The fourth step of 4DX is creating a cadence of accountability. Leaders who wish to accomplish extraordinary goals must regularly analyze data to determine if their efforts are making a difference. The best way to reinforce this habit is with frequent accountability meetings.
Recall in this previous blog post where weekly 1:1 meetings between supervisors and direct reports were encouraged. Bosses who implement the 4DX process will find that these short conversations are the perfect setting to revisit goals and hold employees accountable to their data.
How much time should leaders spend addressing their top priority? Since this goal has been identified as a strategic tipping point for their school, bosses will want to set aside a fair amount of time to complete this work. The 4DX model suggests leaders spend twenty percent of their time on their WIG. However, given the unique demands of educational leadership, five hours a week is perfectly reasonable for school leaders.

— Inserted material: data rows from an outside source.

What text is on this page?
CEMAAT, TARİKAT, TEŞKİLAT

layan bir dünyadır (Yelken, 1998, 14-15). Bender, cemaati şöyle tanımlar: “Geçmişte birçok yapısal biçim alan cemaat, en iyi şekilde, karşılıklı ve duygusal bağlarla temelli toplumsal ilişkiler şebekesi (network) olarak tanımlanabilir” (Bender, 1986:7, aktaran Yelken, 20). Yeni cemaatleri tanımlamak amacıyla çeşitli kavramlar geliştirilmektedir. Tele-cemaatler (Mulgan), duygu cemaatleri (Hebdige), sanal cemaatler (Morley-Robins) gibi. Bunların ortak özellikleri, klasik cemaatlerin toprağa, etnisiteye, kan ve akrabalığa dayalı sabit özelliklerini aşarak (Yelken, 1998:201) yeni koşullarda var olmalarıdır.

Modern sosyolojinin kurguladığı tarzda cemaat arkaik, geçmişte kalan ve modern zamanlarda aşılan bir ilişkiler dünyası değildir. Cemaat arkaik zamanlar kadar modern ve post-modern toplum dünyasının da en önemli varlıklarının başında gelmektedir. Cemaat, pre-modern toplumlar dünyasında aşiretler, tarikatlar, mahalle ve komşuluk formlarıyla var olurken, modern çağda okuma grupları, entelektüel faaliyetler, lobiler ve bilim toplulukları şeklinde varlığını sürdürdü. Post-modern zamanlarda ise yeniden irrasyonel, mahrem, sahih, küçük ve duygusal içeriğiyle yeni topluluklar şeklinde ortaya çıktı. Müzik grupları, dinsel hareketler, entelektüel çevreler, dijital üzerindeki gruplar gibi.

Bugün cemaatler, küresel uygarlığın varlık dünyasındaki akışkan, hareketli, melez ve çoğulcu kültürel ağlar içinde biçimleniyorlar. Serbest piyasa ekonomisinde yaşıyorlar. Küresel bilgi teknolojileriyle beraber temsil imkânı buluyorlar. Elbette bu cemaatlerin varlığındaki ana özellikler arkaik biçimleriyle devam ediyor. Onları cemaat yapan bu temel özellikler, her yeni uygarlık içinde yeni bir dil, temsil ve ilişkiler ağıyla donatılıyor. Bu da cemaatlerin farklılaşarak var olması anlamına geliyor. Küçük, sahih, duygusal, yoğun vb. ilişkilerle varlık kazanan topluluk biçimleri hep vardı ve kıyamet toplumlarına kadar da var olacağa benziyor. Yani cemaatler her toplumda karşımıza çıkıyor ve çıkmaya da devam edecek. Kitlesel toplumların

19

You may be thinking, "Five hours a week!? Have you seen my calendar? It's already packed!" Certainly, if you look at your calendar for the next couple weeks, there is a good chance it is full with commitments. But look at your calendar one month from now and what do you notice? It's mostly empty.
Once leaders identify the everyday actions needed to address their biggest goals, they must use their daily calendar (whether it be electronic or handwritten) to block off time to complete this work. Once time has been assigned, leaders must keep this time sacred by scheduling new obligations around their "priority" work hours.
The daily whirlwind has been a part of educational leadership for a long time. And with schools being asked to grapple with more of society’s issues each year, the whirlwind is beginning to feel like a hurricane.
School leaders who are looking to create meaningful change in their buildings can either get swept away by the storm or develop a system allowing them to stay upright in the midst of chaos.